Extraction and analysis of trace amounts of cyclonite (RDX) and its nitroso-metabolites in animal liver tissue using gas chromatography with electron capture detection (GC-ECD)

An efficient extraction and cleanup technique, and an instrumental detection method suitable for determination of trace amounts of hexahydro-1,3,5-trinitro-1,3,5-triazine (RDX) and its nitroso-metabolites in animal liver tissue were developed and validated in this paper. The method includes the extraction of explosives from liver tissue samples using accelerated solvent extraction (ASE) followed by cleanup using florisil and styrene-divinyl benzene (SDB) cartridges to remove interfering naturally endogenous compounds.

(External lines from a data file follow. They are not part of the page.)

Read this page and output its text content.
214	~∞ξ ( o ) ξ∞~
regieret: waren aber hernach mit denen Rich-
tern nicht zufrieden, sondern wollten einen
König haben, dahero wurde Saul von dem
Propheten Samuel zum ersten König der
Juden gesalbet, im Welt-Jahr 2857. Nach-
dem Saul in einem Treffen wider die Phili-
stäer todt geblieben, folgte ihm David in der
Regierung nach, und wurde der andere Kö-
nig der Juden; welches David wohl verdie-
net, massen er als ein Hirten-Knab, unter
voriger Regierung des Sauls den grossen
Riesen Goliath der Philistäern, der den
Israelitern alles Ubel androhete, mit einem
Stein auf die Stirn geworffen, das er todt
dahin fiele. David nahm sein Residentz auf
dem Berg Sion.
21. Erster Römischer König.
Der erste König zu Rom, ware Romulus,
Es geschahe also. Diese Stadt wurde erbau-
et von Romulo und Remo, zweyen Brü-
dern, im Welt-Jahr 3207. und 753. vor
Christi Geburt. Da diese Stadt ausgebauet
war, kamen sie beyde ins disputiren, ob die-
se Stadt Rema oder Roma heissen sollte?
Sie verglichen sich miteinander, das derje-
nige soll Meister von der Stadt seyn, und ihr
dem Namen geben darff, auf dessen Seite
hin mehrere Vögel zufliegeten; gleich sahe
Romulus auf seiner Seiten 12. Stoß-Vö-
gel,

The instrumental analysis was conducted using a capillary column gas chromatograph coupled with an electron capture detector (GC-ECD). High recoveries (58.9-106.8%) of RDX, hexahydro-1-nitroso-3,5-dinitro-1,3,5-triazine (MNX), hexahydro-1,3-dinitroso-5-nitro-1,3,5-triazine (DNX), and hexahydro-1,3,5-trinitroso-1,3,5-triazine (TNX) were achieved at all concentrations studied. RDX, MNX, and TNX gave higher recoveries than DNX at all three tested concentrations (50, 250, 1250 ng/g). Overall recoveries of RDX, MNX, DNX, and TNX from 1 g beef liver samples containing 50, 250, and 1250 ng/g were 80.1, 82.8, 68.9, and 80.4%, respectively. The optimal injection port temperature range was 160-170 °C for analysis of RDX and its nitroso-metabolites. Higher or lower temperatures than 160-170 °C decreased signal amplitudes. RDX was unstable in the liver extraction matrix; as much as 50% of RDX was degraded 10 days after extraction if keeping the liver sample extracts at room temperature. Degradation of RDX to MNX, DNX, or TNX was not detected during the sample storage, extraction, or instrument analysis processes. Other optimized extraction and GC conditions are also discussed.